Le vieil adage qui dit pourquoi faire compliqué quand on peut faire simple pourrait tout à fait résumer l'oeuvre de Barker. L'auteur tente de nous décrire un monde un peu comme Picasso nous a dépeint les demoiselles d'Avignon. Mais n'est pas non plus Picasso qui veut. Et le multi point de vue, l'éclatement de l'histoire ne réussit pas à l'oeuvre de Barker. C'est le chaos qui règne et le lecteur que je suis s'est perdu entre descriptions malhabiles et personnages ratés. Complexe, trop complexe pour moi.
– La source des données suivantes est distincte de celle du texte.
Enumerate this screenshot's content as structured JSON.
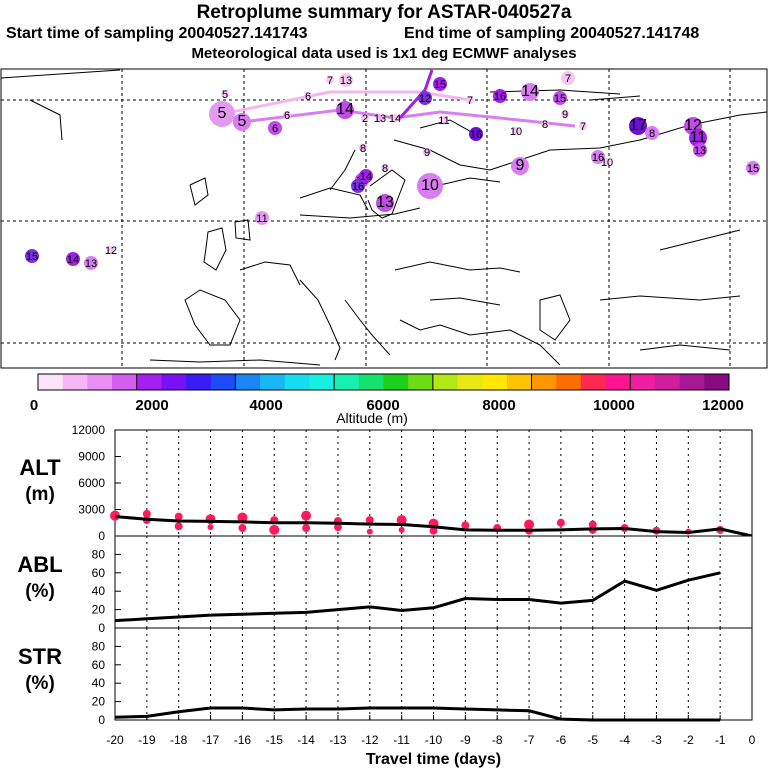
{
  "header": {
    "title": "Retroplume summary for ASTAR-040527a",
    "start_label": "Start time of sampling 20040527.141743",
    "end_label": "End time of sampling 20040527.141748",
    "meteo": "Meteorological data used is 1x1 deg ECMWF analyses"
  },
  "map": {
    "labels": [
      {
        "t": "5",
        "c": "#f9c6f4",
        "s": 0
      },
      {
        "t": "6",
        "c": "#f9c6f4",
        "s": 0
      },
      {
        "t": "13",
        "c": "#f9c6f4",
        "s": 1
      },
      {
        "t": "15",
        "c": "#a020e8",
        "s": 1
      },
      {
        "t": "7",
        "c": "#f9c6f4",
        "s": 1
      },
      {
        "t": "5",
        "c": "#e39af0",
        "s": 3
      },
      {
        "t": "5",
        "c": "#d97ef0",
        "s": 2
      },
      {
        "t": "6",
        "c": "#f3b5f3",
        "s": 0
      },
      {
        "t": "6",
        "c": "#c24ce8",
        "s": 1
      },
      {
        "t": "7",
        "c": "#f9c6f4",
        "s": 0
      },
      {
        "t": "14",
        "c": "#c24ce8",
        "s": 2
      },
      {
        "t": "2",
        "c": "#f9c6f4",
        "s": 0
      },
      {
        "t": "13",
        "c": "#f3b5f3",
        "s": 0
      },
      {
        "t": "14",
        "c": "#f9c6f4",
        "s": 0
      },
      {
        "t": "12",
        "c": "#7a30e0",
        "s": 1
      },
      {
        "t": "11",
        "c": "#f9c6f4",
        "s": 0
      },
      {
        "t": "7",
        "c": "#f9c6f4",
        "s": 0
      },
      {
        "t": "16",
        "c": "#a020e8",
        "s": 1
      },
      {
        "t": "14",
        "c": "#d97ef0",
        "s": 2
      },
      {
        "t": "15",
        "c": "#c24ce8",
        "s": 1
      },
      {
        "t": "7",
        "c": "#f9c6f4",
        "s": 0
      },
      {
        "t": "16",
        "c": "#6a10d0",
        "s": 1
      },
      {
        "t": "10",
        "c": "#f9c6f4",
        "s": 0
      },
      {
        "t": "8",
        "c": "#f9c6f4",
        "s": 0
      },
      {
        "t": "9",
        "c": "#f9c6f4",
        "s": 0
      },
      {
        "t": "17",
        "c": "#6a10d0",
        "s": 2
      },
      {
        "t": "8",
        "c": "#d97ef0",
        "s": 1
      },
      {
        "t": "12",
        "c": "#c24ce8",
        "s": 2
      },
      {
        "t": "11",
        "c": "#a020e8",
        "s": 2
      },
      {
        "t": "13",
        "c": "#c24ce8",
        "s": 1
      },
      {
        "t": "15",
        "c": "#d97ef0",
        "s": 1
      },
      {
        "t": "16",
        "c": "#d97ef0",
        "s": 1
      },
      {
        "t": "10",
        "c": "#f9c6f4",
        "s": 0
      },
      {
        "t": "8",
        "c": "#f3b5f3",
        "s": 0
      },
      {
        "t": "9",
        "c": "#f3b5f3",
        "s": 0
      },
      {
        "t": "9",
        "c": "#e39af0",
        "s": 1
      },
      {
        "t": "9",
        "c": "#d97ef0",
        "s": 2
      },
      {
        "t": "8",
        "c": "#f9c6f4",
        "s": 0
      },
      {
        "t": "15",
        "c": "#c24ce8",
        "s": 1
      },
      {
        "t": "16",
        "c": "#7a30e0",
        "s": 1
      },
      {
        "t": "14",
        "c": "#a020e8",
        "s": 1
      },
      {
        "t": "13",
        "c": "#c24ce8",
        "s": 2
      },
      {
        "t": "10",
        "c": "#d97ef0",
        "s": 3
      },
      {
        "t": "11",
        "c": "#e39af0",
        "s": 1
      },
      {
        "t": "15",
        "c": "#7a30e0",
        "s": 1
      },
      {
        "t": "14",
        "c": "#a020e8",
        "s": 1
      },
      {
        "t": "13",
        "c": "#d97ef0",
        "s": 1
      },
      {
        "t": "12",
        "c": "#f9c6f4",
        "s": 0
      }
    ]
  },
  "colorbar": {
    "colors": [
      "#fbe3fb",
      "#f6b8f5",
      "#e98ef2",
      "#d35ef0",
      "#a41ff0",
      "#7a10f5",
      "#3a1df5",
      "#1d4cf5",
      "#1a86f5",
      "#1ab7f5",
      "#16dcf0",
      "#16f0e0",
      "#16f0b0",
      "#16e070",
      "#1cd01c",
      "#6cdc14",
      "#b4e814",
      "#e8e814",
      "#ffe800",
      "#ffc400",
      "#ff9800",
      "#ff6c00",
      "#ff2850",
      "#ff1490",
      "#f01ea0",
      "#d01e9c",
      "#a81894",
      "#8a0a84"
    ],
    "ticks": [
      "0",
      "2000",
      "4000",
      "6000",
      "8000",
      "10000",
      "12000"
    ],
    "label": "Altitude (m)"
  },
  "chart_data": [
    {
      "type": "line",
      "name": "ALT",
      "title": "ALT",
      "unit": "(m)",
      "ylim": [
        0,
        12000
      ],
      "yticks": [
        "12000",
        "9000",
        "6000",
        "3000",
        "0"
      ],
      "x": [
        -20,
        -19,
        -18,
        -17,
        -16,
        -15,
        -14,
        -13,
        -12,
        -11,
        -10,
        -9,
        -8,
        -7,
        -6,
        -5,
        -4,
        -3,
        -2,
        -1,
        0
      ],
      "y": [
        2200,
        1900,
        1700,
        1650,
        1600,
        1500,
        1500,
        1450,
        1350,
        1300,
        1050,
        700,
        650,
        650,
        700,
        800,
        850,
        500,
        400,
        800,
        0
      ],
      "points": [
        {
          "x": -20,
          "y": 2300,
          "r": 5
        },
        {
          "x": -19,
          "y": 2500,
          "r": 4
        },
        {
          "x": -19,
          "y": 1800,
          "r": 4
        },
        {
          "x": -18,
          "y": 2200,
          "r": 4
        },
        {
          "x": -18,
          "y": 1100,
          "r": 4
        },
        {
          "x": -17,
          "y": 1900,
          "r": 5
        },
        {
          "x": -17,
          "y": 1000,
          "r": 3
        },
        {
          "x": -16,
          "y": 2100,
          "r": 5
        },
        {
          "x": -16,
          "y": 900,
          "r": 4
        },
        {
          "x": -15,
          "y": 1800,
          "r": 4
        },
        {
          "x": -15,
          "y": 700,
          "r": 5
        },
        {
          "x": -14,
          "y": 2300,
          "r": 5
        },
        {
          "x": -14,
          "y": 900,
          "r": 4
        },
        {
          "x": -13,
          "y": 1700,
          "r": 4
        },
        {
          "x": -13,
          "y": 1000,
          "r": 4
        },
        {
          "x": -12,
          "y": 1800,
          "r": 4
        },
        {
          "x": -12,
          "y": 500,
          "r": 3
        },
        {
          "x": -11,
          "y": 1800,
          "r": 5
        },
        {
          "x": -11,
          "y": 700,
          "r": 3
        },
        {
          "x": -10,
          "y": 1400,
          "r": 5
        },
        {
          "x": -10,
          "y": 600,
          "r": 4
        },
        {
          "x": -9,
          "y": 1200,
          "r": 4
        },
        {
          "x": -8,
          "y": 900,
          "r": 4
        },
        {
          "x": -7,
          "y": 1300,
          "r": 5
        },
        {
          "x": -7,
          "y": 600,
          "r": 4
        },
        {
          "x": -6,
          "y": 1500,
          "r": 4
        },
        {
          "x": -5,
          "y": 1300,
          "r": 4
        },
        {
          "x": -5,
          "y": 700,
          "r": 4
        },
        {
          "x": -4,
          "y": 900,
          "r": 4
        },
        {
          "x": -3,
          "y": 600,
          "r": 4
        },
        {
          "x": -2,
          "y": 500,
          "r": 3
        },
        {
          "x": -1,
          "y": 700,
          "r": 4
        }
      ]
    },
    {
      "type": "line",
      "name": "ABL",
      "title": "ABL",
      "unit": "(%)",
      "ylim": [
        0,
        100
      ],
      "yticks": [
        "80",
        "60",
        "40",
        "20",
        "0"
      ],
      "x": [
        -20,
        -19,
        -18,
        -17,
        -16,
        -15,
        -14,
        -13,
        -12,
        -11,
        -10,
        -9,
        -8,
        -7,
        -6,
        -5,
        -4,
        -3,
        -2,
        -1
      ],
      "y": [
        8,
        10,
        12,
        14,
        15,
        16,
        17,
        20,
        23,
        19,
        22,
        32,
        31,
        31,
        27,
        30,
        51,
        41,
        52,
        60
      ]
    },
    {
      "type": "line",
      "name": "STR",
      "title": "STR",
      "unit": "(%)",
      "ylim": [
        0,
        100
      ],
      "yticks": [
        "80",
        "60",
        "40",
        "20",
        "0"
      ],
      "x": [
        -20,
        -19,
        -18,
        -17,
        -16,
        -15,
        -14,
        -13,
        -12,
        -11,
        -10,
        -9,
        -8,
        -7,
        -6,
        -5,
        -4,
        -3,
        -2,
        -1
      ],
      "y": [
        3,
        4,
        9,
        13,
        13,
        11,
        12,
        12,
        13,
        13,
        13,
        12,
        11,
        10,
        1,
        0,
        0,
        0,
        0,
        0
      ],
      "xticks": [
        "-20",
        "-19",
        "-18",
        "-17",
        "-16",
        "-15",
        "-14",
        "-13",
        "-12",
        "-11",
        "-10",
        "-9",
        "-8",
        "-7",
        "-6",
        "-5",
        "-4",
        "-3",
        "-2",
        "-1",
        "0"
      ],
      "xlabel": "Travel time (days)"
    }
  ]
}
Bien sûr, il faut y chercher des choses, ne pas finir sa chronique ainsi, pas avec Clive Barker. Alors on y cherche des choses, on y retourne, on s'y perd. Peut-être que gauchement Barker tente de montrer quelque chose. Il y a une lutte au sein du livre, une lutte entre ceux du tapis qui veulent survive et Shadwell le vendeur qui veut conquérir. Shadwell l'homme qui voulait devenir dictateur, qui peut vous vendre tout ce que vous voulez mais qui peut aussi tout vous prendre et vous rendre aveugle, c'est d'ailleurs un très "beau" passage dans le livre que ce flic borné, estropié par un Shadwell devenu démon ou quelque chose comme ça.
Barker jette donc un regard plein de dérision sur notre société de consommation, un regard critique envers ce monde qui consomme pour consommer et qui ne sait pas voir que dans un tapis peut vivre un autre monde, un autre monde qu'il détruit. Dans l'univers de Barker, il n'y a pas de dieu et pas d'espoir. Le chaos, la corruption et la violence règnent. C'est à peu près le seul intérêt que je peux concevoir à ce livre.
Les personnages, qui sont quand même en temps normal l'un des éléments moteurs d'une écriture sont ici banals et à peine esquissés. Suzanne, qui devient la gardienne du tapis monde et qui doit sauver les devins, accepte son sort sans rechigner et l'histoire d'amour entre elle et Cal fait très mélo. Seuls Shadwell et justement ce Cal deviennent des personnages intéressants. Le premier pour ce qu'il symbolise et le second pour ce qu'il est, c'est-à -dire un poète qui s'ignore, un homme de l'imaginaire un peu fou.
Tout Le Royaume des devins tient là , entre cette complexe oscillation entre l'imaginaire, le tapis, et le réel, notre monde. A la fin tout se mélange, les dieux sont des démons qui ont oubliés qu'ils ont été dieux et le monde, la trame de l'univers des devins, doit être reconstruite grâce à l'imaginaire... Bravo ! Mais l'on doit attendre un peu plus que ça de la part d'un livre qui part pétri de bons sentiments mais que la complexité d'une histoire pourtant simpliste gâche affreusement et qui se finit dans une fausse métaphysique auquel je ne crois pas du tout.
A lire si l'on est maso et pour les quelques scènes croustillantes (je vous fais grâce des passages à l'humour plus que douteux et franchement niais) de cet ouvrage qui ne me fera malheureusement pas oublier le reste. C'est long, trop long pour pas grand-chose, on s'ennuie et au finale : à éviter.